Долго размышлять над этим времени не было. Ни в эту чудесную белую июньскую ночь, ни потом Вайке больше не разыскивала его, и он не искал ее. Эта ночь все изменила в жизни Михкеля. Сам он этих перемен и не представлял. В ту ночь по крайней мере.
Это была тревожная ночь. Полная действий, идей, эмоций и азарта, воодушевления и восторга. Дойдя до Тынисмяэ, он сразу же увидел полицейских. Один стоял на углу улицы, метров за двадцать от него. Два других переговаривались перед витриной кинотеатра «Кунгла». Золотокозыречник и никелевый козырек. Констебля он знал в лицо, тот несколько раз сидел у них на собраниях. Заметил также какого-то подпоясанного, в светлом плаще и в светлой шляпе человека, который медленно прохаживался взад и вперед по улице Бедных грешников, и подумал, что это явно шпик. В Доме профсоюзов долго разговаривать с Михкелем ни у кого времени не было, у всех множество дел. Сразу стало ясно, что происходило какое-то необычное мероприятие: подготовка к большой рабочей демонстрации, которая должна была начаться митингом на площади Свободы. Уже прошедшее накануне в Рабочем спортзале собрание было необычным, во времена молчаливого состояния никогда раньше подобного не происходило, теперь, значит, решено пойти еще дальше, выйти на улицы. Все говорили об одном и том же, что полиция их не остановит, не посмеет остановить. Как не осмелились власти разогнать собрание в Рабочем спортзале, так побоятся они помешать и демонстрации. Видимо, тут сыграли свою роль советская нота и Жданов, который прибыл в Таллин и был у Пятса. Положение, когда парализован аппарат буржуазного насилия, необходимо использовать, нужно свергнуть власть Улуотса — Юрима — Пийбу и вместо нее установить подлинную власть народа. О необходимости свержения военных провокаторов и установления народной власти говорили еще вечером. Михкель понял одно, — что рабочий класс пошел в наступление. Ему тут же дали задание: поспешить на текстильную фабрику к старейшине Круупу и позвать его в Рабочий дом. Поговорить с Круупом о предстоящей демонстрации. Михкель знал Круупа, человека лет на десять старше его, серьезного, который был на ножах с деятелями Рабочей палаты, называл их приспешниками Пятса.

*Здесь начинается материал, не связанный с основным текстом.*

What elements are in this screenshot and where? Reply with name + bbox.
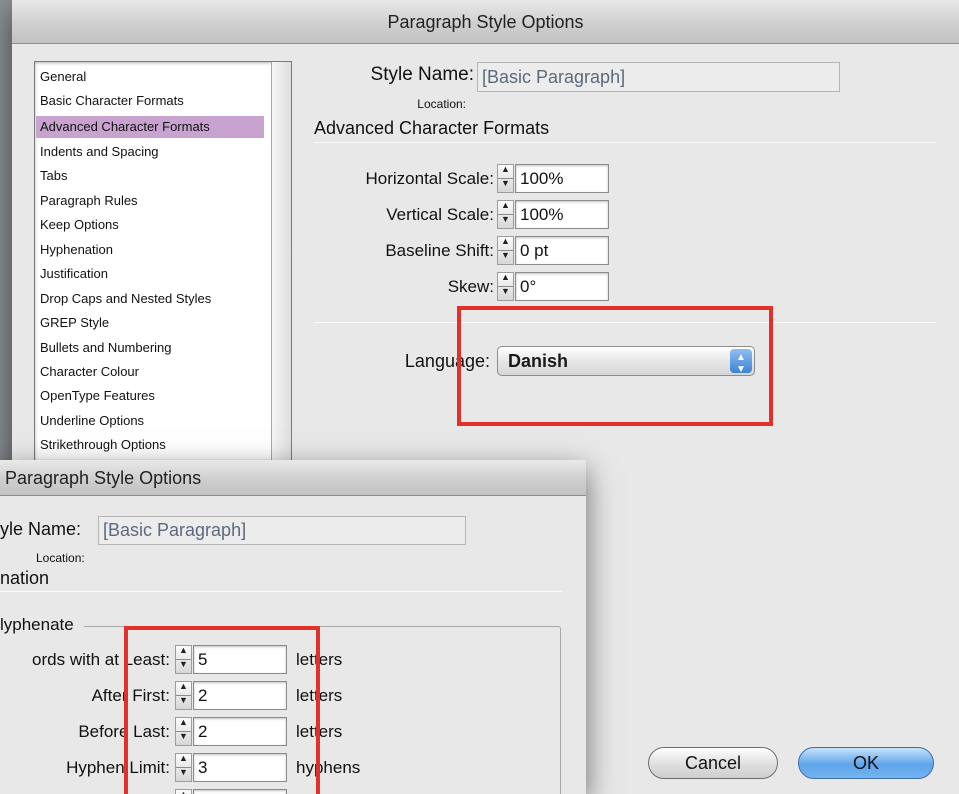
baseline-shift-label: Baseline Shift: [385, 241, 494, 260]
category-list-scrollbar[interactable] [271, 62, 291, 460]
category-item-character-colour[interactable]: Character Colour [40, 364, 139, 379]
category-item-hyphenation[interactable]: Hyphenation [40, 242, 113, 257]
vertical-scale-input[interactable]: 100% [515, 200, 609, 229]
location-label: Location: [417, 97, 466, 111]
vertical-scale-label: Vertical Scale: [386, 205, 494, 224]
hyphenate-checkbox-label[interactable]: lyphenate [0, 615, 84, 635]
hyphenation-style-name-field[interactable]: [Basic Paragraph] [98, 516, 466, 545]
language-highlight-box [457, 306, 773, 426]
vertical-scale-stepper-icon[interactable]: ▲ ▼ [497, 200, 514, 229]
category-item-tabs[interactable]: Tabs [40, 168, 67, 183]
hyphenation-section-divider [0, 591, 562, 592]
skew-stepper-icon[interactable]: ▲ ▼ [497, 272, 514, 301]
style-name-label-partial: yle Name: [0, 519, 82, 539]
section-title: Advanced Character Formats [314, 118, 550, 138]
category-item-opentype-features[interactable]: OpenType Features [40, 388, 155, 403]
baseline-shift-input[interactable]: 0 pt [515, 236, 609, 265]
hyphenation-dialog-titlebar: Paragraph Style Options [0, 460, 586, 496]
category-item-justification[interactable]: Justification [40, 266, 108, 281]
category-item-keep-options[interactable]: Keep Options [40, 217, 119, 232]
category-item-strikethrough-options[interactable]: Strikethrough Options [40, 437, 166, 452]
style-name-label: Style Name: [370, 64, 474, 85]
dialog-titlebar: Paragraph Style Options [12, 0, 959, 44]
category-item-indents-and-spacing[interactable]: Indents and Spacing [40, 144, 159, 159]
hyphenation-highlight-box [124, 626, 320, 794]
category-item-drop-caps[interactable]: Drop Caps and Nested Styles [40, 291, 211, 306]
ok-button[interactable]: OK [798, 747, 934, 779]
skew-label: Skew: [447, 277, 494, 296]
style-name-field[interactable]: [Basic Paragraph] [477, 62, 840, 92]
category-item-underline-options[interactable]: Underline Options [40, 413, 144, 428]
category-item-basic-character-formats[interactable]: Basic Character Formats [40, 93, 184, 108]
category-list[interactable]: General Basic Character Formats Advanced… [34, 61, 292, 461]
horizontal-scale-stepper-icon[interactable]: ▲ ▼ [497, 164, 514, 193]
category-item-grep-style[interactable]: GREP Style [40, 315, 109, 330]
hyphenation-section-title: nation [0, 568, 50, 588]
category-item-general[interactable]: General [40, 69, 86, 84]
hyphenation-location-label: Location: [36, 551, 85, 565]
section-divider [314, 142, 936, 143]
horizontal-scale-input[interactable]: 100% [515, 164, 609, 193]
dialog-title: Paragraph Style Options [387, 12, 584, 32]
category-item-advanced-character-formats[interactable]: Advanced Character Formats [36, 116, 264, 138]
hyphenation-dialog-title: Paragraph Style Options [5, 468, 202, 488]
hyphenation-dialog: Paragraph Style Options yle Name: [Basic… [0, 460, 586, 794]
category-item-bullets-and-numbering[interactable]: Bullets and Numbering [40, 340, 172, 355]
baseline-shift-stepper-icon[interactable]: ▲ ▼ [497, 236, 514, 265]
skew-input[interactable]: 0° [515, 272, 609, 301]
horizontal-scale-label: Horizontal Scale: [365, 169, 494, 188]
category-item-paragraph-rules[interactable]: Paragraph Rules [40, 193, 138, 208]
cancel-button[interactable]: Cancel [648, 747, 778, 779]
desktop-background [0, 0, 12, 470]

В следующую ночь, уже после демонстрации, после того как вынужденный маневрировать президент — с балкона Кадриоргского дворца он пытался успокоить недовольство народа, но к его лавирующей речи не прислушались — привел к присяге новое правительство, народное правительство Вараса, Михкель вместе с Раавитсом были на дежурстве в Рабочем доме. Там они долго обсуждали бурные события минувшего дня. Кроме них на дежурстве были и другие люди, всего десять человек, большинство Михкель знал. Дежурство было организовано на всякий случай. Пятс, правда, своим декретом утвердил новое правительство, оружие из полицейских участков было изъято и собрано в Рабочем спортзале, политическая полиция распущена, и вооруженная самозащита преобразована, однако армия сохранила оружие, наверное, и у кайтолитчиков оно еще имелось, и невесть откуда могли всплыть темные силы, чтобы создать беспорядок, нарушить спокойное течение событий, спровоцировать столкновение.
— Я не думал, что так много народу выйдет на улицу, — уже в который раз говорил Михкель. То, что на площадь Свободы и в Кадриорг пришло столько людей, его обрадовало. Прямо-таки в восторг привело. Когда он с рабочими текстильной фабрики пришел на площадь, там собралось не так много рабочих, едва ли с тысячу, и он испугался, что демонстрация будет немощной. Но люди все прибывали, рабочие некоторых заводов шли колоннами, размахивая красными флагами. Чем яснее народ понимал, что действительно будет так, как сказано в воззваниях, что полиция не станет мешать демонстрации, тем больше людей примыкало к ней. Народ был всюду — на площади Свободы, в Кадриорге, у Центральной тюрьмы и у дворца Тоомпеа.
— Я знал, что рабочие нас поддержат, потому, что мы свершили то, к чему они были в глубине своей души готовы, — сказал Раавитс.
Михкель отнесся с некоторым сомнением к словам Сасся.
— Тогда ты был самым знающим человеком в Рабочем доме, — поддел он товарища.
— А чего мне сомневаться, если я знаю рабочих, — твердо произнес Раавитс. И эти слова Михкель принял как мудрость задним числом.
— Крууп не был столь уверен, как ты.